Volume 47, Issue 1 - January 2012


Cardinal Employee Found Dead on Christmas at Portage Plant

Thomas E. Roche, 55, of Portage, Wis., an employee at Cardinal Glass Industries' Portage, Wis., plant, was found dead early Christmas morning in the plant's yard area, says Detective Lt. Mark Hahn of the City of Portage Police Department.

"We dispatched around 2:45 a.m., because the plant manager called 911 to say that the employee was not seen for a couple of hours and was later found in the yard area," he says. "He was dead when we got there."

Three men from the police department, representatives from the medical examiner's office, the Occupational Safety and Health Administration (OSHA) and the Emergency Medical Service responded to the call.

Roche died as a result of an industrial accident at the plant, according to a December 27 Portage Police Department news release.

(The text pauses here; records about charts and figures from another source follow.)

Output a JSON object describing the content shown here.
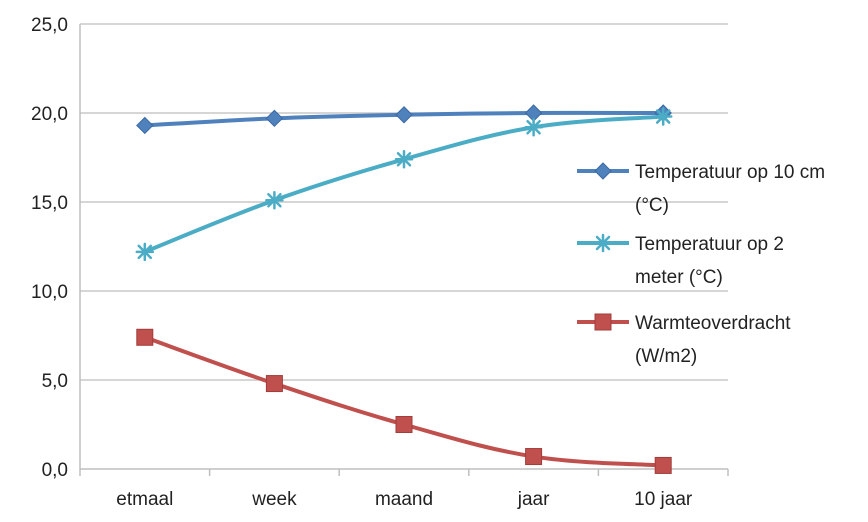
{
  "chart_data": {
    "type": "line",
    "title": "",
    "xlabel": "",
    "ylabel": "",
    "categories": [
      "etmaal",
      "week",
      "maand",
      "jaar",
      "10 jaar"
    ],
    "ylim": [
      0,
      25
    ],
    "yticks": [
      "0,0",
      "5,0",
      "10,0",
      "15,0",
      "20,0",
      "25,0"
    ],
    "grid": true,
    "legend": "right",
    "series": [
      {
        "name": "Temperatuur op 10 cm (°C)",
        "legend_lines": [
          "Temperatuur op 10 cm",
          "(°C)"
        ],
        "values": [
          19.3,
          19.7,
          19.9,
          20.0,
          20.0
        ],
        "color": "#4F81BD",
        "marker": "diamond"
      },
      {
        "name": "Temperatuur op 2 meter (°C)",
        "legend_lines": [
          "Temperatuur op 2",
          "meter (°C)"
        ],
        "values": [
          12.2,
          15.1,
          17.4,
          19.2,
          19.8
        ],
        "color": "#4BACC6",
        "marker": "star"
      },
      {
        "name": "Warmteoverdracht (W/m2)",
        "legend_lines": [
          "Warmteoverdracht",
          "(W/m2)"
        ],
        "values": [
          7.4,
          4.8,
          2.5,
          0.7,
          0.2
        ],
        "color": "#C0504D",
        "marker": "square"
      }
    ]
  }
}
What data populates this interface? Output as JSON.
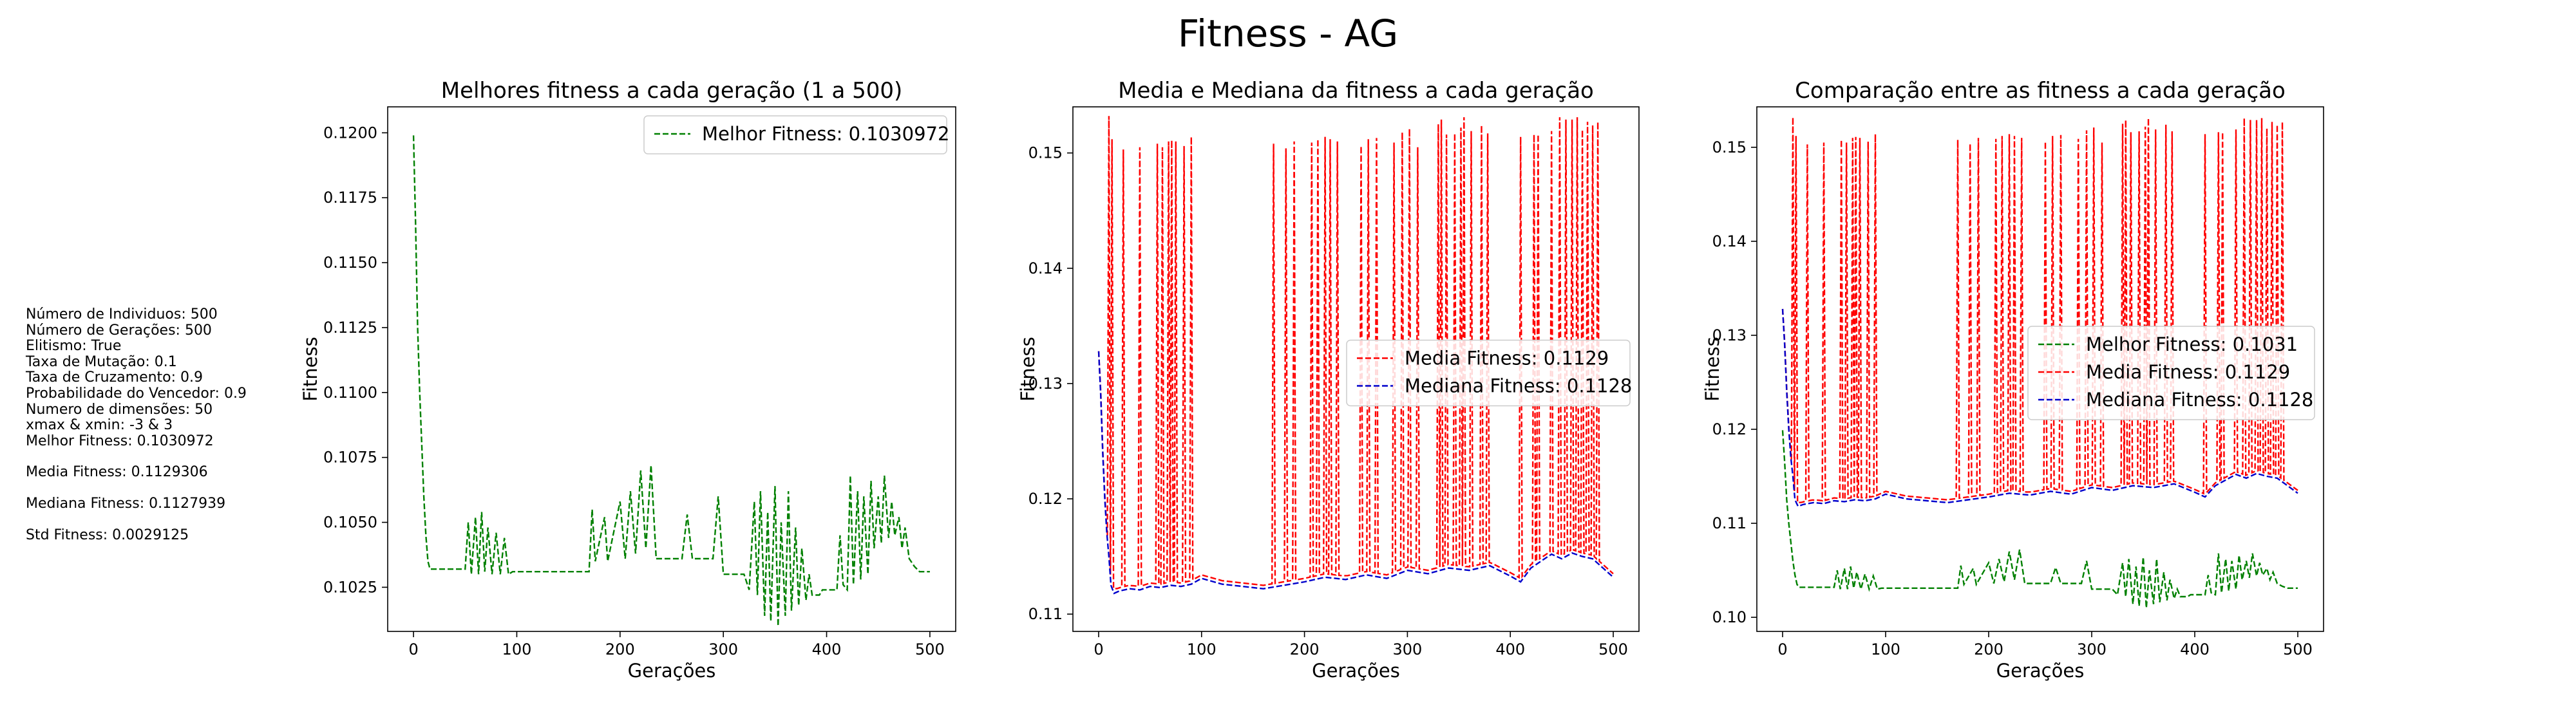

Police investigation revealed that Roche was working in a remote area of the outdoor yard, "disposing of large sheets of glass when it appears that they had fallen on him," according to the release.

Medical examiners performed an autopsy on December 27, and preliminary results showed that Roche suffered severe multiple internal injuries that were consistent with the scene.

No further investigation is anticipated by the Portage Police Department as no foul play is suspected, according to the release. OSHA, however, continues to investigate the case. "Since it's an open case, we can't make any comments," says Chad Greenwood, assistant area director for OSHA's Madison, Wis., area office.

At press time, calls to Cardinal's headquarters in Eden Prairie, Minn., and the Portage plant had not been returned.

Roche worked at the Portage plan for roughly 16 years, Hahn says, "ever since the company has been in business here."
ASI Ltd.

Suspends Operations
ASI Ltd. has suspended operations at its Whitestown, Ind., facility, according to a December 30 notice from ASI owner Ken Smith. "Management is currently reviewing its financial viability moving forward," according to the notice. "It is hopeful that we can re-commence operations sometime in the near future."

"The employees went in on Thursday [December 22], and were told that they were shutting down," says Mike Halstead, a former general foreman of ASI. "I talked to a couple of people on the field and in management."

The company building has been barricaded off with a fork-lift on one end and a mobile crane on the other, Halstead says.

"They can't take trailers out of there anymore," he says.
ASI employed approximately about 30 people in the office and more than 100 on the field, Halstead estimates.

ASI was listed in the 2011 USGlass Book of Lists (see March 2011 USGlass, page 30) as the country's sixth largest glazing contractor based on a 2010 sales revenue of $65.2 million.

AGC to Shut Down Line at Kingsport, Lay Off People
AGC Glass Co. North America of Alpharetta, Ga., will lay off more than 100 people at its Kingsport plant, says Chris Correnti, chief counsel for AGC. The plant employs about 300 people and produces primarily solar glass.

"The K1 line will shut down at that plant, but the second furnace will continue to operate, as will some of the ancillary operations there, like tempering," Correnti says. Whether the laid-off employees would be offered positions at other plants had not been determined at press time.

The primary reason behind shutting down the K1 line is that "the solar business has been reducing, and is being taken over by Chinese suppliers that offer products at cheaper prices," Correnti says. "So, there's not much demand for our product. The solar industry worldwide is in a significant slowdown. Combine that with the bulk of Chinese imports and it's a pretty tough business right now."

As a company, AGC America planned for these contingencies, Correnti says. "Hopefully, the architectural market will improve some next year and so will the solar market, so this particular decision will not have any more impact than anticipated," he says.

"We're still expecting to rebuild that line in the not so distant future, as the solar market picks up, hopefully in the next couple of years," Correnti says. "It's a temporary, unfortunate situation."